The captain was pacing back and forth, anxiously trying to get his ship through the fog without slamming into anything. Suddenly, in mid-pace, the captain collided with his chaplain. Pre-occupied and stressed, he cursed the chaplain and ordered him off the bridge.
“But when I was ready to run away,” Nouwen writes, “filled with feelings of incompetence and guilt, the captain came back and said: ‘Why don’t you just stay around. This might be the only time I really need you.'”
The experience became for Nouwen an image of the modern minister. It is also a parable of the modern church.
He writes, “There was a time, not too long ago, when we felt like captains running our own ships, with a great sense of power and self-confidence. Now we are standing in the way. That is our lonely position: We are powerless, on the side … not taken very seriously when the weather is fine.”
This position on the side is a source of great discomfort for many people of faith. There are those who insist that God’s faithful should be captains of all reality. They believe that people of faith should be in charge. The idea is at least as old as Constantine.
These days, following Nouwen’s parable, we are on the side. We are deposed rulers, stripped of our divine prerogatives. We have been reduced to the status of mere citizens in a body politic where one idea is regarded as good as the next. We’re second stringers, benched during the big game, watching it all from the sidelines.
At least, that’s how it feels.
But here’s the rub. The church was never intended to rule—that’s why we have never been very good at it. Our authentic identity has to do with serving, healing souls and reconciliation. It’s the taste of power in our mouths that keeps us from embracing our proper vocation.
In other words, being on the side is exactly where we belong. It’s where we started from, and the place from which we have always done our best work. Being on the side puts us where the hurting, rejected, despised and lonely are found. It’s where Jesus was going every time he turned to his disciples and said, “Follow me.”

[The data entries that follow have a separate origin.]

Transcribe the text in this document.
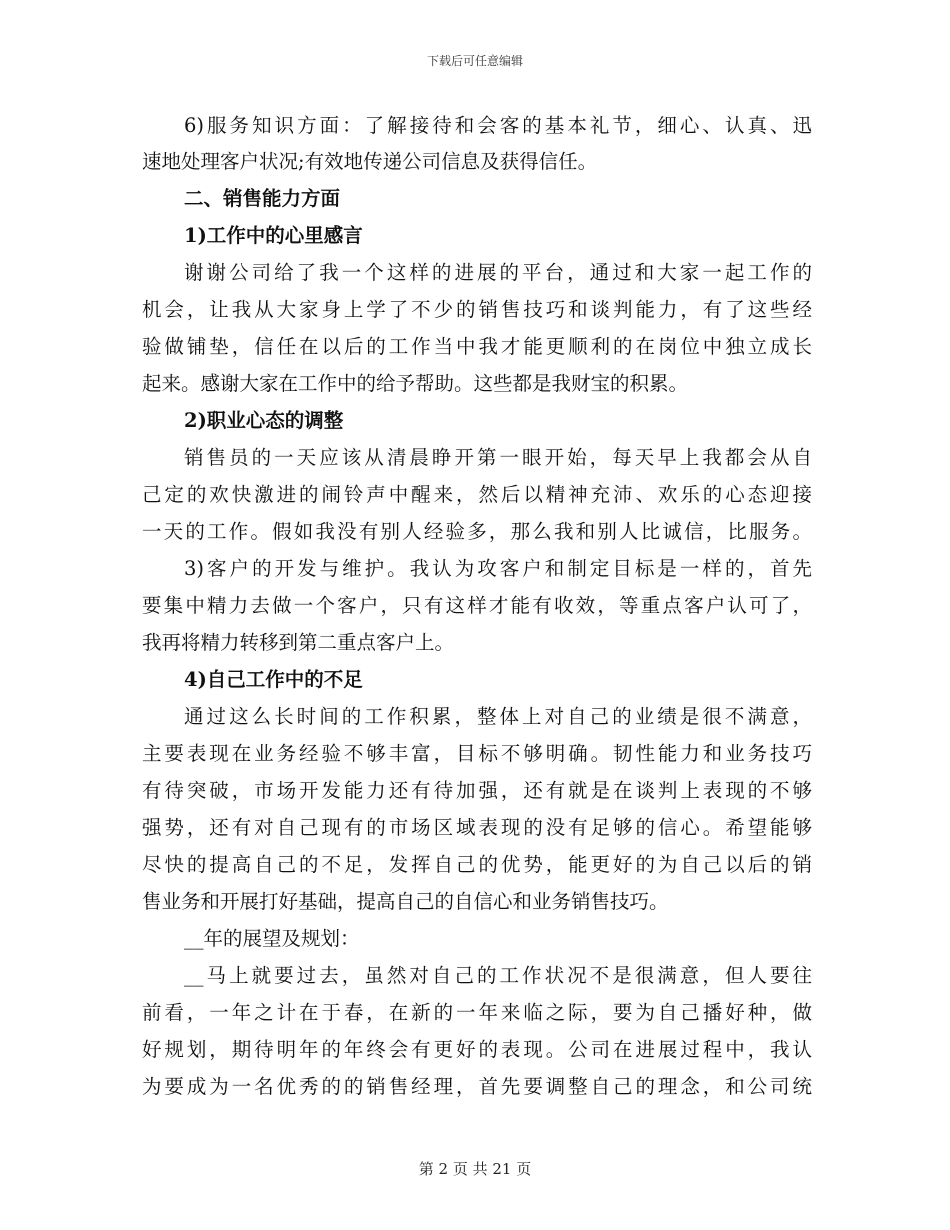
下载后可任意编辑
6)服务知识方面：了解接待和会客的基本礼节，细心、认真、迅
速地处理客户状况;有效地传递公司信息及获得信任。
二、销售能力方面
1)工作中的心里感言
谢谢公司给了我一个这样的进展的平台，通过和大家一起工作的
机会，让我从大家身上学了不少的销售技巧和谈判能力，有了这些经
验做铺垫，信任在以后的工作当中我才能更顺利的在岗位中独立成长
起来。感谢大家在工作中的给予帮助。这些都是我财宝的积累。
2)职业心态的调整
销售员的一天应该从清晨睁开第一眼开始，每天早上我都会从自
己定的欢快激进的闹铃声中醒来，然后以精神充沛、欢乐的心态迎接
一天的工作。假如我没有别人经验多，那么我和别人比诚信，比服务。
3)客户的开发与维护。我认为攻客户和制定目标是一样的，首先
要集中精力去做一个客户，只有这样才能有收效，等重点客户认可了，
我再将精力转移到第二重点客户上。
4)自己工作中的不足
通过这么长时间的工作积累，整体上对自己的业绩是很不满意，
主要表现在业务经验不够丰富，目标不够明确。韧性能力和业务技巧
有待突破，市场开发能力还有待加强，还有就是在谈判上表现的不够
强势，还有对自己现有的市场区域表现的没有足够的信心。希望能够
尽快的提高自己的不足，发挥自己的优势，能更好的为自己以后的销
售业务和开展打好基础，提高自己的自信心和业务销售技巧。
__年的展望及规划：
__马上就要过去，虽然对自己的工作状况不是很满意，但人要往
前看，一年之计在于春，在新的一年来临之际，要为自己播好种，做
好规划，期待明年的年终会有更好的表现。公司在进展过程中，我认
为要成为一名优秀的的销售经理，首先要调整自己的理念，和公司统
第 2 页 共 21 页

In our culture, being on the side is equated with being second-rate, second-string. From the perspective of faith, being on the side means something very different. Jesus took his stand on the side.
From there he affirmed an on-the-side theology that proclaimed the last shall be first, the humble are the truly great ones, and that sinners get in to see God ahead of the self-righteous and the powerful.
James Evans is pastor of Crosscreek Baptist Church in Pelham, Ala.